In the petty sessions at Tinahely, Ireland, Justice O'Gorman in May, 1905, is reported in the Wicklow People, a newspaper which has a wide circulation in the South of Ireland, as fiercely denouncing the marriage broker business. The Justice declared that the marriage broker was a wolf, "preying upon the weaknesses of humanity, a pander to the lowest instincts"; that he had no right to demand the interference of the law in his behalf, but rather that the law should always be exercised for the suppression of his nefarious traffic.

Same Thing Nearer Home.

To get nearer home. In the Chicago American, February 12, 1903, Judge Neely, in the case of the State vs. Hattie Howard, declared from the bench that to "sell men and women in marriage is the height of crime." Judge Neely further said:

"Men and women who engage in this business of promoting matrimony for money are guilty of crime. It is opposed to the fundamental principles of society. Such a practice should under no circumstances be tolerated. This practice should be stopped. The trade should be killed. The courts should make it their business to discourage this thing in a way that may be easily understood."
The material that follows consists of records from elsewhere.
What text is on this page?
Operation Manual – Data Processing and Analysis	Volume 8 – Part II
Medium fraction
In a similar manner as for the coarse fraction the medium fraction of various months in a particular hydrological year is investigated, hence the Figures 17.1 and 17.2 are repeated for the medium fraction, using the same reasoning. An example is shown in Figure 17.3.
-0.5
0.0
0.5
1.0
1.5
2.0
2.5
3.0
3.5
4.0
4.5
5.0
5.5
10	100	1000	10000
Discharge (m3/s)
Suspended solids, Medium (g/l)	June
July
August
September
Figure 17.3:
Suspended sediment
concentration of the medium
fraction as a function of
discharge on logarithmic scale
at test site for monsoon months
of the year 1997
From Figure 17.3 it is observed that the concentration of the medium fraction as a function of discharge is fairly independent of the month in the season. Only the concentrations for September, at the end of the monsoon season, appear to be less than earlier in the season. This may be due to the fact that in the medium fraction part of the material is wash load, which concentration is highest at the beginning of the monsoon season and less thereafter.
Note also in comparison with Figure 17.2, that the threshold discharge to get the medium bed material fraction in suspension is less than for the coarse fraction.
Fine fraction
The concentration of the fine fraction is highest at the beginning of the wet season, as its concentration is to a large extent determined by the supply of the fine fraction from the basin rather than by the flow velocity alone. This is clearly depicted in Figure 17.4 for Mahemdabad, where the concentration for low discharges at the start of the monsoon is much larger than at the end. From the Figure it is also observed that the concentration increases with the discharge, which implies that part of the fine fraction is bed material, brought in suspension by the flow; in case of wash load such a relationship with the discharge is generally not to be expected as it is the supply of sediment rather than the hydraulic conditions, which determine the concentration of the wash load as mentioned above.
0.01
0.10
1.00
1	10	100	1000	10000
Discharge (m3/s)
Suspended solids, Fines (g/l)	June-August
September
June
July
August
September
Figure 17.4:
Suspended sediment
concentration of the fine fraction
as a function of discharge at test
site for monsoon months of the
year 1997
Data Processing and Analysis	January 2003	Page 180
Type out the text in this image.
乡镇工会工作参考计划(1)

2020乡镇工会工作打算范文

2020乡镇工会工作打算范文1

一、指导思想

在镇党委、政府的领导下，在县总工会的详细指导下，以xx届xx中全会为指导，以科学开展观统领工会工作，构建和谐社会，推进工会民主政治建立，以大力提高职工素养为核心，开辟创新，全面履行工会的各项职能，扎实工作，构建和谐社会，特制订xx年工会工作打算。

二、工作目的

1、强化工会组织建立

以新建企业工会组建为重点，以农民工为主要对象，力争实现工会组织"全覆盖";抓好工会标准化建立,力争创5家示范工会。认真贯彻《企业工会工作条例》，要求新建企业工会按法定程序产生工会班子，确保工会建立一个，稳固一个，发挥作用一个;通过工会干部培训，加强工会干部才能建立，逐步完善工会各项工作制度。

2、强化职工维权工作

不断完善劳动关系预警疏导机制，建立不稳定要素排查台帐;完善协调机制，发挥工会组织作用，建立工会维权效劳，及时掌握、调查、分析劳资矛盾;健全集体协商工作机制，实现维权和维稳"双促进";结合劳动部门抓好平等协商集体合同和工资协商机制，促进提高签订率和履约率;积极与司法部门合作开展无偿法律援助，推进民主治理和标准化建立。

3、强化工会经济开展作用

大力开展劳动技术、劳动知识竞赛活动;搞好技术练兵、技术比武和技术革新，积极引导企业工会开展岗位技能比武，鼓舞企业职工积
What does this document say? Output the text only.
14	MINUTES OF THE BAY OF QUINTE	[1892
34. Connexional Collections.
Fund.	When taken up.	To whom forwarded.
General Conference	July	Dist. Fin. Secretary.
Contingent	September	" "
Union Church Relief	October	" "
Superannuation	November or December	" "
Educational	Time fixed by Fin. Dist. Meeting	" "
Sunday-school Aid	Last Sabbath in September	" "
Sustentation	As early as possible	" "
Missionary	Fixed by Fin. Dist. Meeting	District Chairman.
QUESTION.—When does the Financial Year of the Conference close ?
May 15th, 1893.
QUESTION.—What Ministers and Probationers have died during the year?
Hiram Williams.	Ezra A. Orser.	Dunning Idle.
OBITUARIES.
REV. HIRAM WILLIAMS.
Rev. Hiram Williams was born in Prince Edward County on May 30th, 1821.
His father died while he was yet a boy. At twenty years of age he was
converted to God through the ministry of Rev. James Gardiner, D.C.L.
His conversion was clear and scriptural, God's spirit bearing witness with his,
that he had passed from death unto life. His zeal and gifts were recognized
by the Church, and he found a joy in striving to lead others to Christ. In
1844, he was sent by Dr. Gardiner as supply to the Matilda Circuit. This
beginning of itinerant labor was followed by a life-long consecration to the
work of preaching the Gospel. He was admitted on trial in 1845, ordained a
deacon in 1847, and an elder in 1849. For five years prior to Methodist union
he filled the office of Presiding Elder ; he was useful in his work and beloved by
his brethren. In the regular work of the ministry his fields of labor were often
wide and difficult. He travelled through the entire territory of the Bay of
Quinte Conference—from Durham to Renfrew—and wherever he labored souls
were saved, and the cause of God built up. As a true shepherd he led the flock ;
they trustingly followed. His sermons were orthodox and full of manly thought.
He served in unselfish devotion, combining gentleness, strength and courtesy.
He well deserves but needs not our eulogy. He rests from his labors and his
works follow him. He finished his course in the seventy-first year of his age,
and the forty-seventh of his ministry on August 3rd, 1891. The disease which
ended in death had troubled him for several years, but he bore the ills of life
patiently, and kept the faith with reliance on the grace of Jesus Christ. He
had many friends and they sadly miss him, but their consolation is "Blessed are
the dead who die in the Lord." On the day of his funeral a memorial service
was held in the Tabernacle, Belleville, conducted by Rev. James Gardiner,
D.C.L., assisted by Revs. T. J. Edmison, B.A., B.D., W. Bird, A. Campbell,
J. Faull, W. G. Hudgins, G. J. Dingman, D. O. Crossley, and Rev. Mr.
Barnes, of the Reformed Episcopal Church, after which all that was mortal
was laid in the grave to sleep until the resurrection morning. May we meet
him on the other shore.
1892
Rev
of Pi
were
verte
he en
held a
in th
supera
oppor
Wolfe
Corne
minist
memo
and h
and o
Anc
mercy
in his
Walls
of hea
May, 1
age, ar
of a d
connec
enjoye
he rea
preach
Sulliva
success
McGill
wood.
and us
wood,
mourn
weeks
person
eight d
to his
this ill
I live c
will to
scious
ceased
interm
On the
Judge Kohlsaat, of Chicago, has inveighed against the practice in equally vehement terms. Judge Kohlsaat declares that "the Police Department of Chicago is entitled to great credit for what it has done in discouraging this business. I hope it will continue its vigilance until every promoter of marriages of this character has been compelled to leave the city. They should make such criminals give the city a wide berth."

There, then, is the law. The business is a crime in its very nature. It leads to bigamy and wholesale murder. It is made the instrument of the thief, the swindler and the murderer. How much longer will the American people look with calmness upon these practices, upon these abominations, which make a stench of the very air of the great and free country in which we live? The answer is up to you.